Concept

Asynchronous cellular automaton

Summary
Cellular automata, as with other multi-agent system models, usually treat time as discrete and state updates as occurring synchronously. The state of every cell in the model is updated together, before any of the new states influence other cells. In contrast, an asynchronous cellular automaton is able to update individual cells independently, in such a way that the new state of a cell affects the calculation of states in neighbouring cells. Implementations of synchronous updating can be analysed in two phases. The first, interaction, calculates the new state of each cell based on the neighbourhood and the update rule. State values are held in a temporary store. The second phase updates state values by copying the new states to the cells. In contrast, asynchronous updating does not necessarily separate these two phases: in the simplest case (fully asynchronous updating), changes in state are implemented immediately. The synchronous approach assumes the presence of a global clock to ensure all cells are updated together.
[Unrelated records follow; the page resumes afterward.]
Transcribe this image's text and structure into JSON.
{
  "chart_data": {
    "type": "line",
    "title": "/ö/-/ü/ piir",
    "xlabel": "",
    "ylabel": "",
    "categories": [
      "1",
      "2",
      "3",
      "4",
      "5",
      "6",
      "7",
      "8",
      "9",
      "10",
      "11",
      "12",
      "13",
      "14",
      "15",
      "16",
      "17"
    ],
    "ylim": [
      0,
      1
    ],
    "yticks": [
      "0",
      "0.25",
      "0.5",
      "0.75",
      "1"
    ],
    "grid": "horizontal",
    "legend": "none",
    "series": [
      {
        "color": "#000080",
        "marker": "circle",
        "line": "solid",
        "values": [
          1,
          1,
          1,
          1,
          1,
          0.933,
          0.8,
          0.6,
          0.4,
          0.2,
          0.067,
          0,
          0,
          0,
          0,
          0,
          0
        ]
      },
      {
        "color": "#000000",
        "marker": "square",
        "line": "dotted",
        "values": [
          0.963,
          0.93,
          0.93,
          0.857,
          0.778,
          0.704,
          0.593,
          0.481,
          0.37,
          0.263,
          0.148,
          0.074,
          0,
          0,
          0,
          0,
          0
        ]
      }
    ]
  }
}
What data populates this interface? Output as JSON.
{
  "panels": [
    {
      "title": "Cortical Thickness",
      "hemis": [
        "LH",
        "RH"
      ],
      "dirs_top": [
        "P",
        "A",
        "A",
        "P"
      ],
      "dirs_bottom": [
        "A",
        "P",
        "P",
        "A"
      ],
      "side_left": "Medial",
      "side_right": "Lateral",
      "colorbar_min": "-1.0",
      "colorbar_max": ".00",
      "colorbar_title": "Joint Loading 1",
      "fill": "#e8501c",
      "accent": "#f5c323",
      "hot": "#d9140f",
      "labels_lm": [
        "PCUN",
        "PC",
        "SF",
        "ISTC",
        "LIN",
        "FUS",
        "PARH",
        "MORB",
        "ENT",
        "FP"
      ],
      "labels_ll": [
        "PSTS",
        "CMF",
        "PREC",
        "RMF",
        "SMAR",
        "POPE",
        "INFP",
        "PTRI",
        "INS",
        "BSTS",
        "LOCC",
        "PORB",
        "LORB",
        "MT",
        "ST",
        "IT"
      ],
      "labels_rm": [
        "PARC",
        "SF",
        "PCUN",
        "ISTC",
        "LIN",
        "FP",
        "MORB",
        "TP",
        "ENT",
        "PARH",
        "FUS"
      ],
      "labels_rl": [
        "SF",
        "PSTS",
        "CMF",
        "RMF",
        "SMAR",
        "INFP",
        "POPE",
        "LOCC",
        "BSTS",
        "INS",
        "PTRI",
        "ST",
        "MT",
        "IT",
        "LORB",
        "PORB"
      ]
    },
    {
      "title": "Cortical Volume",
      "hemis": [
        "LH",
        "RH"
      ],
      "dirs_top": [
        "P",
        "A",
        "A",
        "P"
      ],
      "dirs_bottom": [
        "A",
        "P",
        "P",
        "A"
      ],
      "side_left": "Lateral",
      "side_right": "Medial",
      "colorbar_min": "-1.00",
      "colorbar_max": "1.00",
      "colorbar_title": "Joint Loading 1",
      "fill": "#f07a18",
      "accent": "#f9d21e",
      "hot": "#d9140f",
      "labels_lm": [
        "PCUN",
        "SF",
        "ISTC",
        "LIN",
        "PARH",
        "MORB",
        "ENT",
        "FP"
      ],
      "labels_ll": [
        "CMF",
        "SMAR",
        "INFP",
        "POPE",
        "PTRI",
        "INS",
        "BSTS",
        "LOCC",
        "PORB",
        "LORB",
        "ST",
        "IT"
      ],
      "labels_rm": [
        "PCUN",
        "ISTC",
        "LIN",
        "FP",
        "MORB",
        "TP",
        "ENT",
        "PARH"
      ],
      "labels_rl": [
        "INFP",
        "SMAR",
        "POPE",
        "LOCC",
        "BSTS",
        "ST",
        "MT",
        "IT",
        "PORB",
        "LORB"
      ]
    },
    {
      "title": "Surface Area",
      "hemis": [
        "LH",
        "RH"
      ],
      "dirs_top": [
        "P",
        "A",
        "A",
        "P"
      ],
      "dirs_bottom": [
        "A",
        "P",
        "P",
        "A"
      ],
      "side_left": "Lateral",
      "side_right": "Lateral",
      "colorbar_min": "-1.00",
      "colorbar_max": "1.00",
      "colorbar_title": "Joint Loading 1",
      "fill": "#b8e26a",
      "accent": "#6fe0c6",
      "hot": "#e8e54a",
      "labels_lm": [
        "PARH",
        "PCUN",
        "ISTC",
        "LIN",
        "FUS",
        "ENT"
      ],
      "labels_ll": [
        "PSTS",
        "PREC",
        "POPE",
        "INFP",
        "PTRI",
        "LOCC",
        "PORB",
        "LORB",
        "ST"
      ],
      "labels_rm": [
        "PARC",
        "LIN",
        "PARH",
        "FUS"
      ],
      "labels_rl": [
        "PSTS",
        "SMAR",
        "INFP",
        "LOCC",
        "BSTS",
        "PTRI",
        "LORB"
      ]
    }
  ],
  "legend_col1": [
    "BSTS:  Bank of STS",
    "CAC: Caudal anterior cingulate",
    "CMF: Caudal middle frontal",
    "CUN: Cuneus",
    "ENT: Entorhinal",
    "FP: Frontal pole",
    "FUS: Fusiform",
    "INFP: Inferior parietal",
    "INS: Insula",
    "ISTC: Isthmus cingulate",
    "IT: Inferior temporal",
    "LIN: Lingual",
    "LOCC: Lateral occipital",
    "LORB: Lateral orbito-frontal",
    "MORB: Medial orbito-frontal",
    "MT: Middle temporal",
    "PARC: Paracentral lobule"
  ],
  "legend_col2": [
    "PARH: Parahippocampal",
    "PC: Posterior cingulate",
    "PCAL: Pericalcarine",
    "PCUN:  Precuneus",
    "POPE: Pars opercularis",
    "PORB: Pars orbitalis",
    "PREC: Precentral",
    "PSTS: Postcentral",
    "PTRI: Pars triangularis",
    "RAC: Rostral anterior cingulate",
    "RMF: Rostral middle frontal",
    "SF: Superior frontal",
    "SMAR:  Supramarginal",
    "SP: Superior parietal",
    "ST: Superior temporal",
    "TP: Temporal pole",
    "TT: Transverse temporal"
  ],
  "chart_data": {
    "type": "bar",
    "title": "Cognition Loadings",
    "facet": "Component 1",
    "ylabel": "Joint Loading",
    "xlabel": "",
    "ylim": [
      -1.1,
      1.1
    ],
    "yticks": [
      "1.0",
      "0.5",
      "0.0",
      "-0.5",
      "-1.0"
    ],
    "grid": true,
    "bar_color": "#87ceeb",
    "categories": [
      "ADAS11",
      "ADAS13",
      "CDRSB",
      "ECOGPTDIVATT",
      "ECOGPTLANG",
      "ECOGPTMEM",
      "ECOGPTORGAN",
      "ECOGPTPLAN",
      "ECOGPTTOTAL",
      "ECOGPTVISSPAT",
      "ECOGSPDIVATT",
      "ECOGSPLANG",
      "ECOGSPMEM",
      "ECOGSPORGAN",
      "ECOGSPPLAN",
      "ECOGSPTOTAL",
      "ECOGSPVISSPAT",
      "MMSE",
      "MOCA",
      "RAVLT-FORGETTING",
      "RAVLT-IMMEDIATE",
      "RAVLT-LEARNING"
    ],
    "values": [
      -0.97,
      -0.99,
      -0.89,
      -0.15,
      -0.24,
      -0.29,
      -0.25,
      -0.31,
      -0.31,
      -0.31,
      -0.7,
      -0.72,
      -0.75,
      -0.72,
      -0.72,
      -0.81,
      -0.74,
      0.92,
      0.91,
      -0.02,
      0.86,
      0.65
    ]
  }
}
While convenient for preparing computer systems, this might be an unrealistic assumption if the model is intended to represent, for example, a living system where there is no evidence of the presence of such a device. A general method repeatedly discovered independently (by K. Nakamura in the 1970s, by T. Toffoli in the 1980s, and by C. L. Nehaniv in 1998) allows one to emulate exactly the behaviour of a synchronous cellular automaton via an asynchronous one constructed as a simple modification of the synchronous cellular automaton (Nehaniv 2002). Correctness of this method however has only more recently been rigorously proved (Nehaniv, 2004). As a consequence, it follows immediately from results on synchronous cellular automata that asynchronous cellular automata are capable of emulating, e.g., Conway's Game of Life, of universal computation, and of self-replication (e.g., as in a Von Neumann universal constructor).